Ministerial interference in company law is a real concern
ANGLO watchers have yet another oddity to chew over. This time it's news that neither depositors nor borrowers will be named when a statement of affairs is belatedly prepared for the bust bank.
The names might have been expected in a routine document that is prepared by all companies that go into liquidation.
However, Finance Minister Michael Noonan has intervened to make sure that neither set of names will appear.
The secrecy will have conspiracy theorists in conniptions. It does not help that the statement of affairs is being prepared seven months late – thanks to an earlier ministerial order.
There are usually no qualms about naming debtors and creditors when such filings are prepared by bust companies.
The idea behind a statement of affairs is that the directors draw up an exhaustive list of its assets and debts just before the point of liquidation.
Access to the document allows everyone involved to clearly see their place in the queue of who gets paid and how that ranking has been arrived at.
It allows basic calculations to be done about what level of debt will actually be paid back.
And there is a strong argument that such transparency goes a long way to assuage doubts about the legitimacy of a liquidation.
Such transparency won't be there for Anglo – despite it being the most calamitous corporate collapse in Irish history.
When its statement of affairs is finalised, we'll see how much is owed to the bank, just not by whom.
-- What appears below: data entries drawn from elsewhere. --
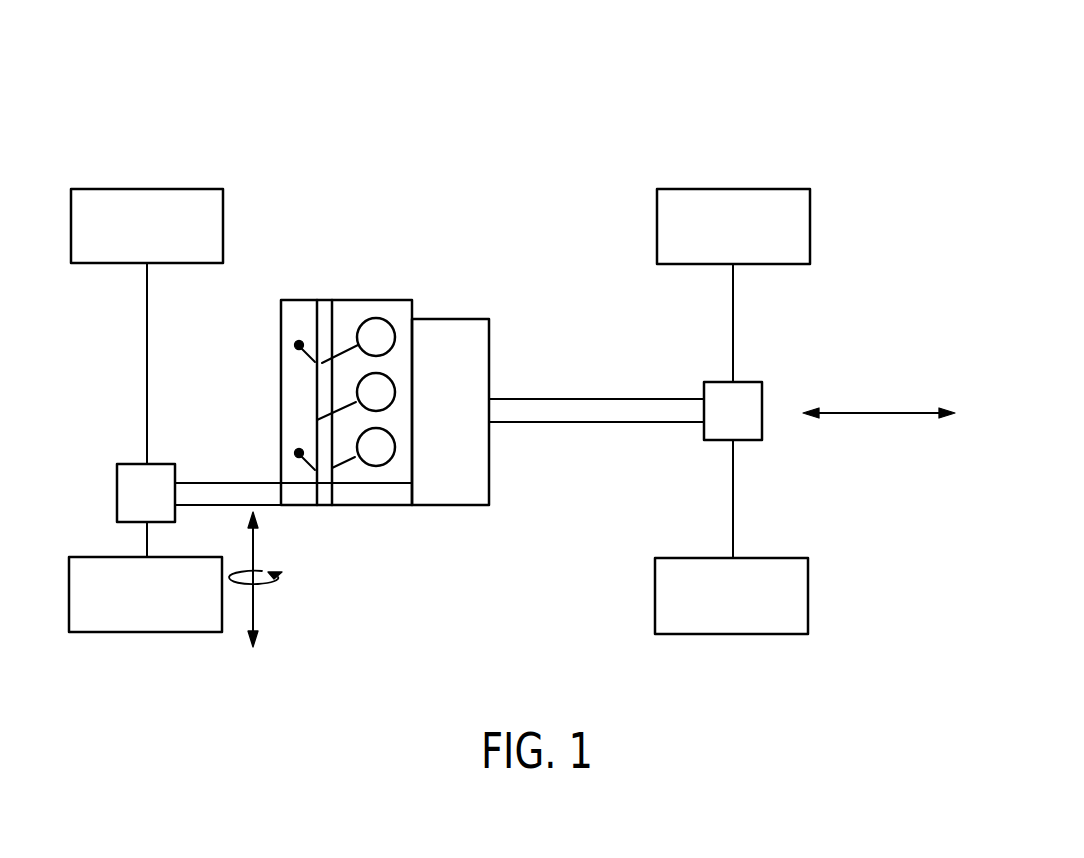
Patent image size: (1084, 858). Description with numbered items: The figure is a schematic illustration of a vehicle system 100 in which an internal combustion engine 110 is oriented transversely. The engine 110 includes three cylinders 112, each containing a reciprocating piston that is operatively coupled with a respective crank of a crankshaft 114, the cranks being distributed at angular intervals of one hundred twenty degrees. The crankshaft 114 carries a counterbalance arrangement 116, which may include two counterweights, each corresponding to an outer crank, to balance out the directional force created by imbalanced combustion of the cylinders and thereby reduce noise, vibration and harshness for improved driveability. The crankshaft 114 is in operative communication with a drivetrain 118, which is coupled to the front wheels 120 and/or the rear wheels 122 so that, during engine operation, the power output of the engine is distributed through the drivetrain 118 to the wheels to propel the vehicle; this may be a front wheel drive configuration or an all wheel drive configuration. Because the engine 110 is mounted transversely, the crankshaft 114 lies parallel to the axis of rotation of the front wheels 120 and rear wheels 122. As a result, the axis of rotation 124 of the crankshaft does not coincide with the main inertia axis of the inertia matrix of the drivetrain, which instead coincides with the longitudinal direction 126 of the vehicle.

The vehicle system 100 is at (626, 84).
The internal combustion engine 110 is at (347, 300).
The cylinders 112 is at (393, 313).
The crankshaft 114 is at (324, 307).
The counterbalance arrangement 116 is at (286, 345).
The drivetrain 118 is at (537, 384).
The front wheels 120 is at (146, 189).
The rear wheels 122 is at (731, 189).
The axis of rotation 124 is at (253, 603).
The longitudinal direction 126 is at (882, 413).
We'll know how much it held on deposit, but not whose money it held.
Transparency has been sacrificed to protect the privacy of the bank's customers.
There are solid arguments as to why the exception has been made in this case.
A company statement of affairs is not a published document; in most cases, it is only ever available to those directly affected by a company collapse.
In Anglo's case it is not realistic to believe the document won't make it into the public domain.
On the other hand, the €30bn cost of shutting Anglo remains the single most costly aspect of the bailout.
Many among the public will be concerned by both the secrecy and even more so by the constant ministerial tweaking of company law to facilitate the bank's closure.
That final aspect of the case, and the lack of public debate, should be the real cause for concern.